Herzlich Willkommen!
    

Liebe Gemeinde!
Wer von Ihnen spielt Pokémon Go? Wer von Ihnen kennt dieses Spiel? Also, die Rede ist von Pokémon Go, diesem Spiel an der frischen Luft, das man auf dem iPhone oder auf dem iPad spielen kann oder auf anderen Mobiltelefonen und Tablets und mit dem man virtuelle Fantasiewesen fangen kann, kleine putzige Monster, oder in einer Arena gegeneinander kämpfen kann. Pokémons umgeben uns, sind unsichtbar und mit dem Handy können sie sichtbar werden. Das Bemerkenswerte: Hier vor der Kirche ist ein Hotspot, ein sog. Pokéstop, wo man sein Pokémon-Konto wieder aufladen kann, weil hervorgehobene Gebäude, Sehenswürdigkeiten und Wahrzeichen zur Gestaltung einer virtuellen Spiele-Welt genutzt werden. Fünf Millionen Pokéstops hat es im vergangenen Juli weltweit gegeben, ein Hype war kurz nach Erscheinen des Spiels ausgebrochen, Server sind reihenweise zusammengebrochen, weil alle Welt gespielt hat, 21 Millionen aktive Nutzer. Durch das GPS, ähnlich wie im Auto, und durch Mobilfunkortung, werden die Standortdaten der Spielerin oder des Spielers ermittelt und dann auf einer Landkarte positioniert, ähnlich wie Google Maps. Das Spiel spielt man - ähnlich dem Geocaching - an der frischen Luft, über Bewegung können die Spieler Punkte machen. Gewonnen hat, wer am meisten Pokémons gefangen hat - der wird mit `Bonbons´ und `Sternenstaub´ belohnt und gelangt ein level höher. Falls Sie´s noch nicht kennen - unbedingt mal ausprobieren oder sich zeigen lassen!

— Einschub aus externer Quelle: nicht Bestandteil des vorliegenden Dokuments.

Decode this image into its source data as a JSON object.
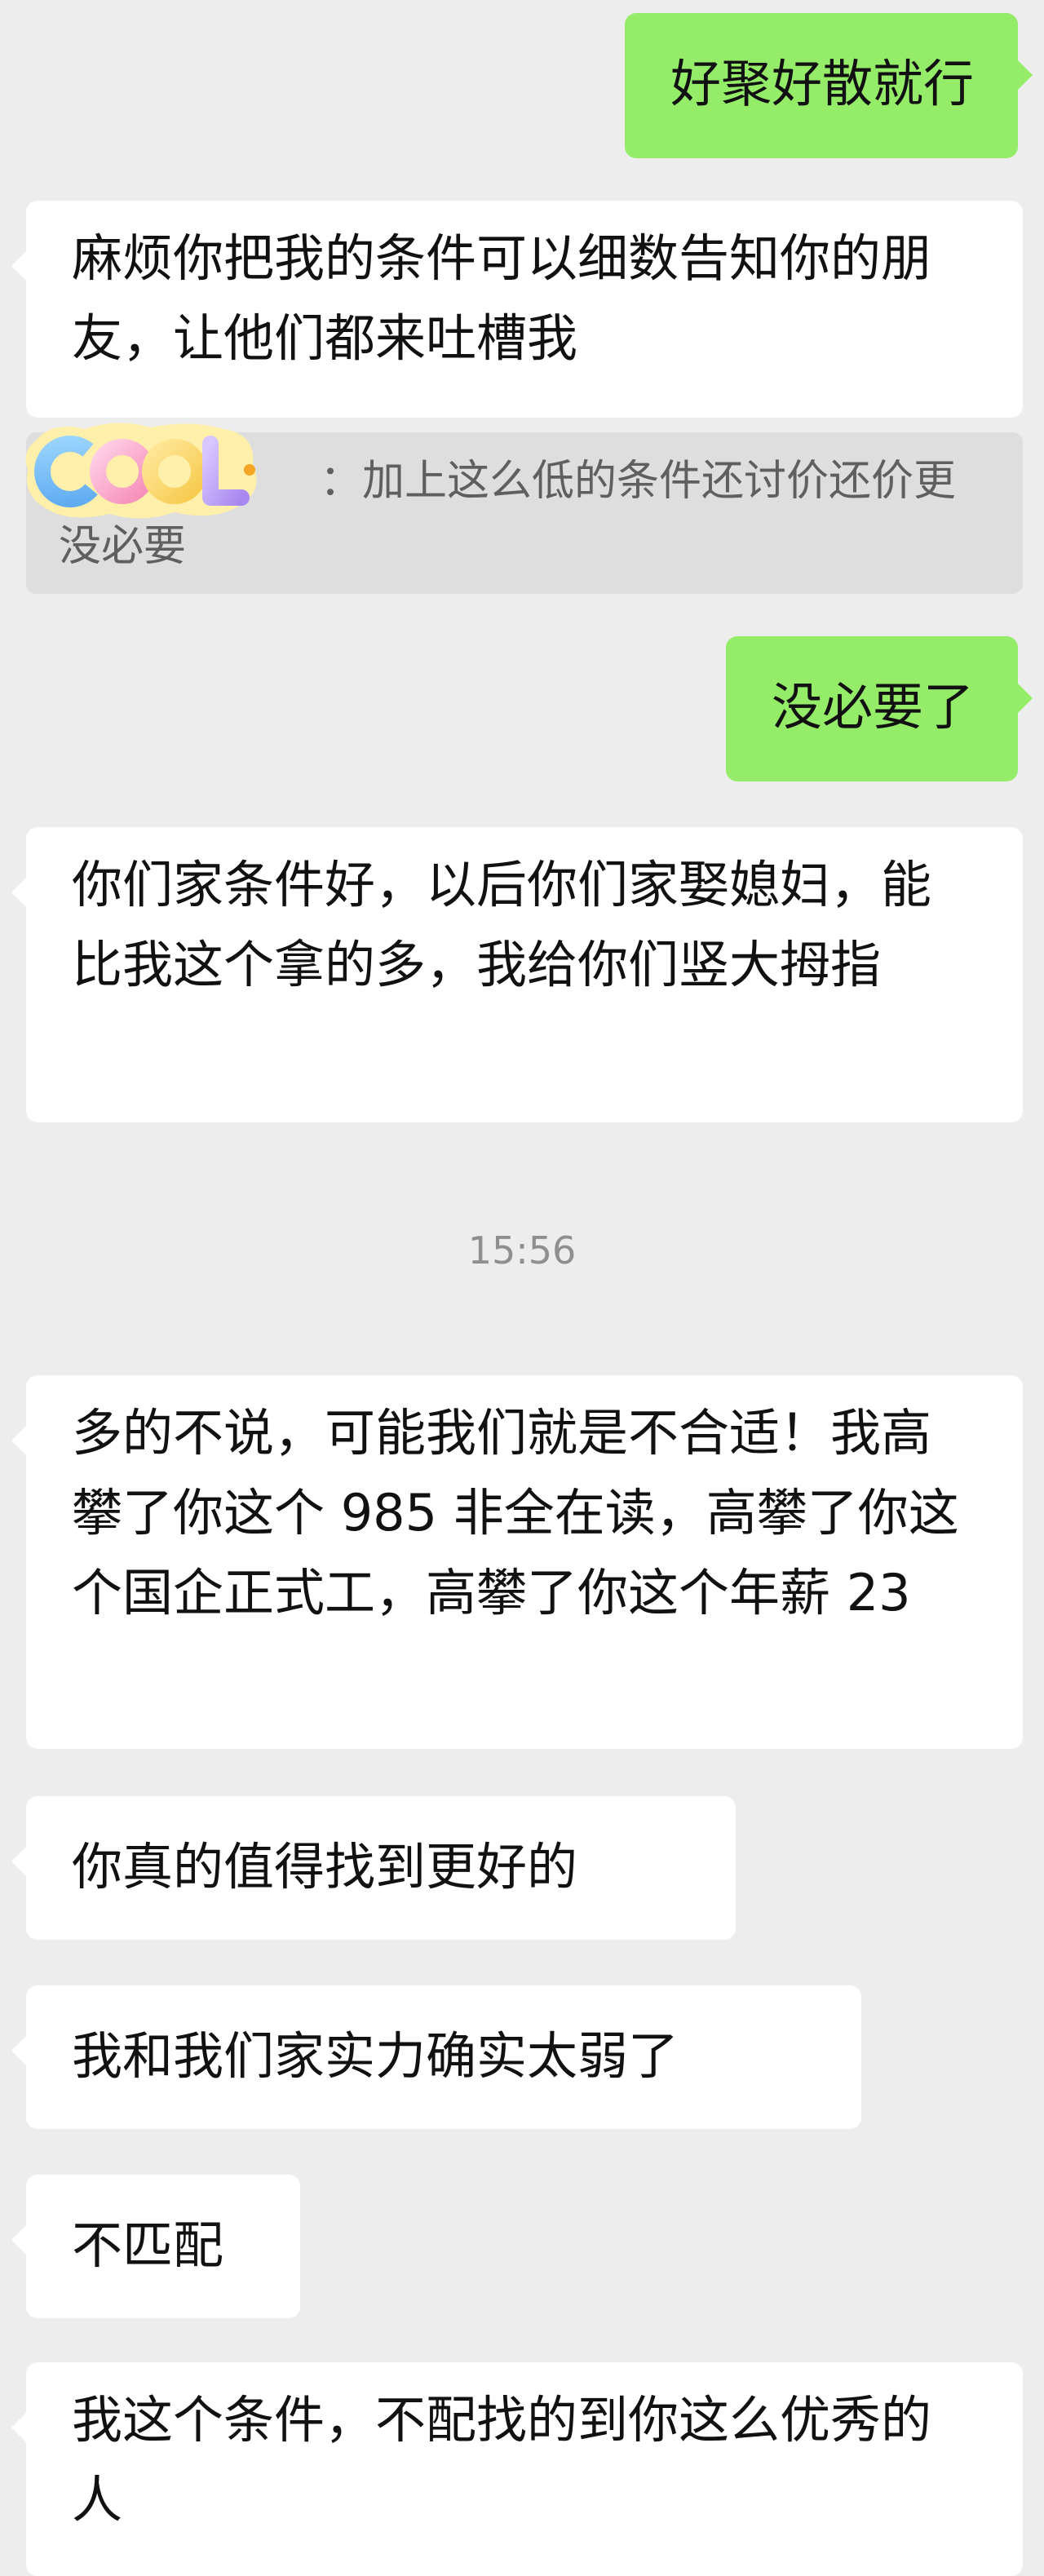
{
  "messages": [
    {
      "id": "m1",
      "side": "right",
      "text": "好聚好散就行"
    },
    {
      "id": "m2",
      "side": "left",
      "text": "麻烦你把我的条件可以细数告知你的朋友，让他们都来吐槽我"
    },
    {
      "id": "m3",
      "side": "right",
      "text": "没必要了"
    },
    {
      "id": "m4",
      "side": "left",
      "text": "你们家条件好，以后你们家娶媳妇，能比我这个拿的多，我给你们竖大拇指"
    },
    {
      "id": "m5",
      "side": "left",
      "text": "多的不说，可能我们就是不合适！我高攀了你这个 985 非全在读，高攀了你这个国企正式工，高攀了你这个年薪 23"
    },
    {
      "id": "m6",
      "side": "left",
      "text": "你真的值得找到更好的"
    },
    {
      "id": "m7",
      "side": "left",
      "text": "我和我们家实力确实太弱了"
    },
    {
      "id": "m8",
      "side": "left",
      "text": "不匹配"
    },
    {
      "id": "m9",
      "side": "left",
      "text": "我这个条件，不配找的到你这么优秀的人"
    }
  ],
  "quote": {
    "sticker_text": "COOL",
    "text": "：加上这么低的条件还讨价还价更没必要"
  },
  "timestamp": "15:56",
  "colors": {
    "background": "#ededed",
    "self_bubble": "#95ec69",
    "other_bubble": "#ffffff",
    "quote_bg": "#dedede"
  }
}
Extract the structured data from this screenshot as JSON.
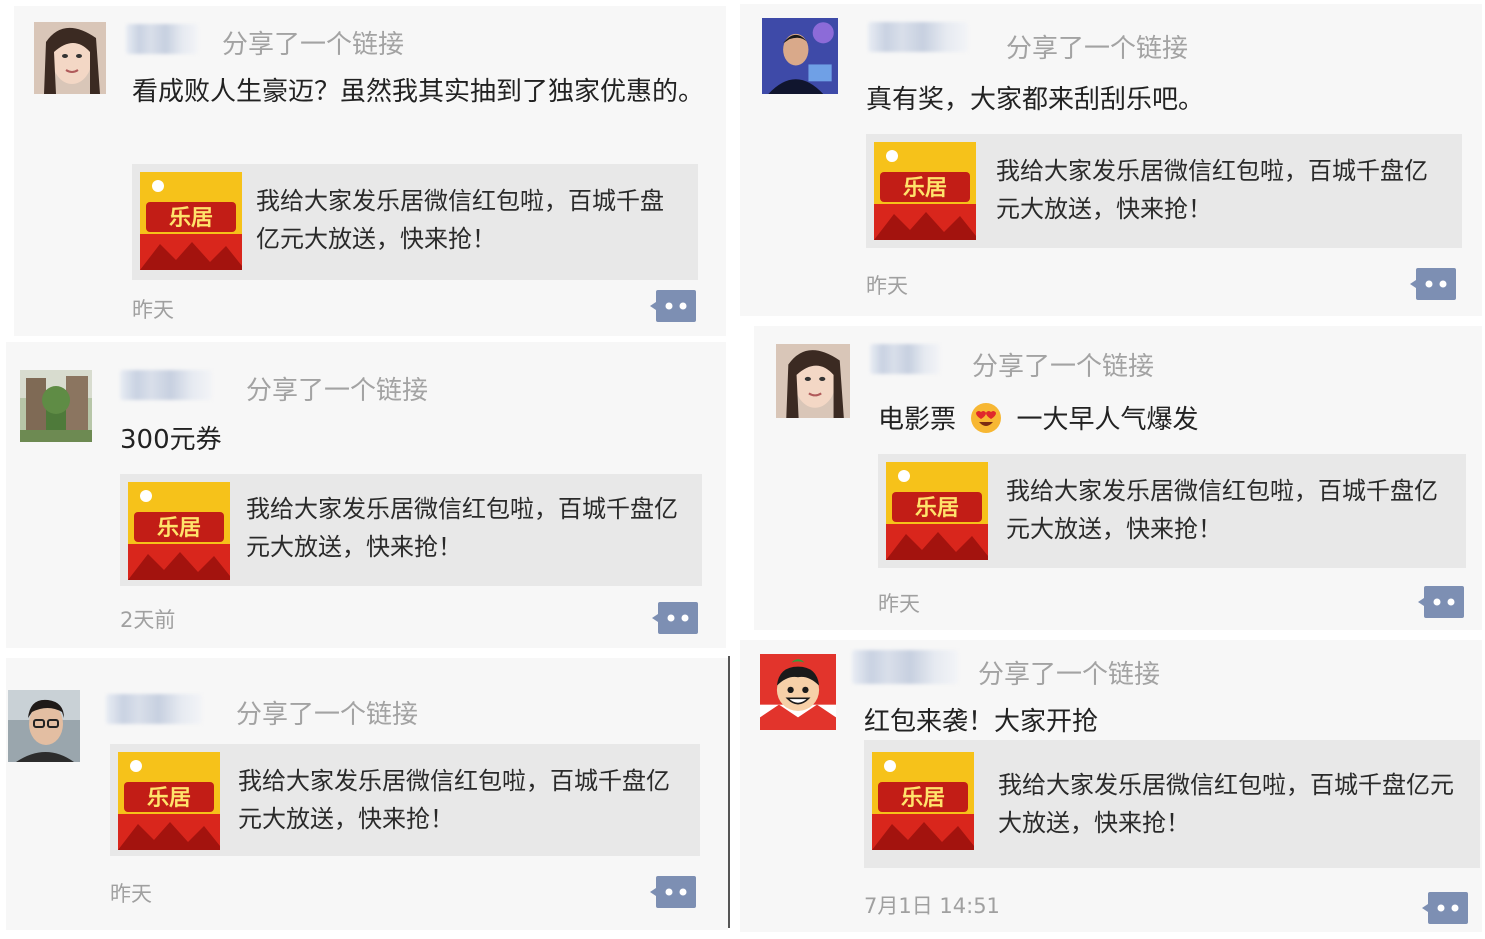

Wie weit ist von dieser Wirklichkeit, dieser `virtual reality´, unser biblisches Wort für die Predigt heute weg! In diesem Wort des Apostels Paulus ist die Rede von Furchtlosigkeit, von Kraft, Liebe, Besonnenheit. Auch ist die Rede vom Leiden für das Evangelium, für die gute Nachricht. Das ist doch weit weg von unserer alltäglichen Pokémon-, iPhone- und Computer-Wirklichkeit - oder nicht? So stellt sich die Frage: Warum halten wir an den christlichen Traditionen fest, auch wenn uns manche biblische Worte fremd vorkommen, weil sie in einer anderen Wirklichkeit spielen als der unsrigen - in einer Wirklichkeit in Israel, im Vorderen Orient vor 2000 Jahren und mehr? Warum taufen wir noch 2000 Jahre nach dem Auftreten Jesu von Nazareth am Jordan Kinder und manchmal auch Erwachsene, die zum Glauben gefunden haben, an Flüssen und in Kirchen, so wie heute? Warum feiern wir gemeinsam Abendmahl, als Zeichen der Zugehörigkeit zu Jesus? Wir bekennen uns zum christlichen Glauben und seiner Freiheit, die ihm innewohnt, weil wir die Gegenmodelle kennen. Uns sind Religionen bekannt, die unfrei sind, die wir für unfrei halten. Wir wissen von Religionen, die die Menschen knechten. Wir müssen da gar nicht so weit schauen - der Islamismus ist das beste Beispiel, sofern es sich dabei überhaupt um eine Religion handelt und nicht um blanken Terror, der sich des Islams bedient. Unser Glaube hat sicherlich auch Schwächen, das ist klar. Aber im Wesentlichen geht es um Liebe und nicht um den Hass. Wir predigen Liebe und nicht Hass. Es geht dem christlichen Glauben um Liebe und nicht um Gewalt. Es geht um Liebe und nicht um Tod. Deshalb bekennen wir uns öffentlich zum christlichen Glauben und hoffen, dass immer mehr Menschen den Weg zu Christus finden; dass es mehr und mehr Menschen gibt, die ihre Kinder zur Taufe bringen und die christlichen Feste feiern.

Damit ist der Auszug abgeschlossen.